Picked this answer for two main reasons: First, it worked and secondly I understand it. Other answers may have worked just as well but were beyond my understanding. The fault is not on the people who provided them that I don't understand, it's on me. I need to learn more. Simply sharing my reasoning.
@SDS: Cheers. I also found this way of dealing with it much easier to think about. Plus it's less typing. :)
Just...superb! :)
9

For Q1:

temp = df.Sales_Growth + df.Sales_Growth.shift(-1)
df[temp == 0].head(1)

For Q2:

df[(df.Sales_Growth == 1) & (df.Sales_Growth.shift(1) == 1) & (df.Sales_Growth.shift(2) == 0) & (df.Sales_Growth.shift(3) == 0)].head(1)

1 Comment

This should be the top answer. @john-zwink's answer above doesn't generalize to multiple columns, requires you to serialize/delimit the data manually, and would generate the entire string in memory before searching.
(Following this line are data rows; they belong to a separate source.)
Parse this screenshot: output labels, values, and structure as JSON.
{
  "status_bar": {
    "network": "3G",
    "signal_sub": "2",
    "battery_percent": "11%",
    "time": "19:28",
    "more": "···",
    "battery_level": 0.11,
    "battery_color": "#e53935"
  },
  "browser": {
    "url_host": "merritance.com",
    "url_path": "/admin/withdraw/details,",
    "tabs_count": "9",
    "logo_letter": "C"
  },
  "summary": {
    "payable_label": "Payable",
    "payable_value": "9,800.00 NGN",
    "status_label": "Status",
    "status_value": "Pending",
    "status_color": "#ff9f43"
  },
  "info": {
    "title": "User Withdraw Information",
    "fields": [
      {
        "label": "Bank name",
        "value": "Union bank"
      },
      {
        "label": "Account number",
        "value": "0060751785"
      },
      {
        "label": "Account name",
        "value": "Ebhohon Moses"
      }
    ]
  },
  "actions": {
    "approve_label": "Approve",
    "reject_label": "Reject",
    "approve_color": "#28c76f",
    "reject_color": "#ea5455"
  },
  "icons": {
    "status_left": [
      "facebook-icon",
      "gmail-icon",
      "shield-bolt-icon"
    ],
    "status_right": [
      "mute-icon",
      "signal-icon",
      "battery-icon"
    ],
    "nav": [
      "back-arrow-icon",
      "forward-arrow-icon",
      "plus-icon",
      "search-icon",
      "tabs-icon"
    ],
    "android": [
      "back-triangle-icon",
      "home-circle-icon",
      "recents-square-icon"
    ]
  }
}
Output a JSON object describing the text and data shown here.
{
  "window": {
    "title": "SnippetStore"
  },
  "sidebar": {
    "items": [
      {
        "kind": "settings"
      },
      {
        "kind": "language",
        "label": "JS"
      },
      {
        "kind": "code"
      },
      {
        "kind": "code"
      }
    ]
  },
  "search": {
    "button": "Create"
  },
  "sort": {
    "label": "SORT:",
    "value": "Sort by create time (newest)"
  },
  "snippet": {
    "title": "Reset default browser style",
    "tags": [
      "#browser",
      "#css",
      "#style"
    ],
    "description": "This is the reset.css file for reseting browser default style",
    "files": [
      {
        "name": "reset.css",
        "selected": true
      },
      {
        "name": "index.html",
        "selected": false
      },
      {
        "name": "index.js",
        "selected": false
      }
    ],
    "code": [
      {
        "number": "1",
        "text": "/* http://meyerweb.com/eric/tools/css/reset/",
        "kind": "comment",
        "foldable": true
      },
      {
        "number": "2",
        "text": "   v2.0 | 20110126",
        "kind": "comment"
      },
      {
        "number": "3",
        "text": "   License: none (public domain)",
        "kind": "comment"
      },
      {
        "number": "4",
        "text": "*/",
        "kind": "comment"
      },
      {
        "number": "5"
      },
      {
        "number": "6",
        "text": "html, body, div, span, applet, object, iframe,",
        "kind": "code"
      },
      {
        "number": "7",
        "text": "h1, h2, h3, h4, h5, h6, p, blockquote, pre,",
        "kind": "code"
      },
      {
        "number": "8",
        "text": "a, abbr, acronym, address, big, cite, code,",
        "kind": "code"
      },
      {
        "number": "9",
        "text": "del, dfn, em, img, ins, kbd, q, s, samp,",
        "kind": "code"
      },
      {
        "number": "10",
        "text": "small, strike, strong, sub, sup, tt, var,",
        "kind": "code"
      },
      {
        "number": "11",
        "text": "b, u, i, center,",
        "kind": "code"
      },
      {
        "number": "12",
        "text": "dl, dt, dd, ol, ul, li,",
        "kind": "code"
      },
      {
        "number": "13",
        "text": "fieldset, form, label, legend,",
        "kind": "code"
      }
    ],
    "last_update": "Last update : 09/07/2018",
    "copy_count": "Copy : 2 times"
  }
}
Shifting in the correct solution!
3

Building on the earlier answers. Q1:

temp = df.Sales_Growth.rolling_apply(window=2, min_periods=2, \
    kwargs={pattern: [0,0]}, func=lambda x, pattern: x == pattern)
print(df[temp==1].head())

In the rolling_apply call, window and min_periods must match the length of the pattern list being passed to the rolling_apply function.

Q2: Same approach, different pattern:

temp = df.Sales_Growth.rolling_apply(window=4, min_periods=4, \
    kwargs={pattern: [0,0,1,1]}, func=lambda x, pattern: x == pattern)
print(df[temp==1].head())

1 Comment

You're effectively making a Python loop here, which is slow. Usually in Pandas we avoid that.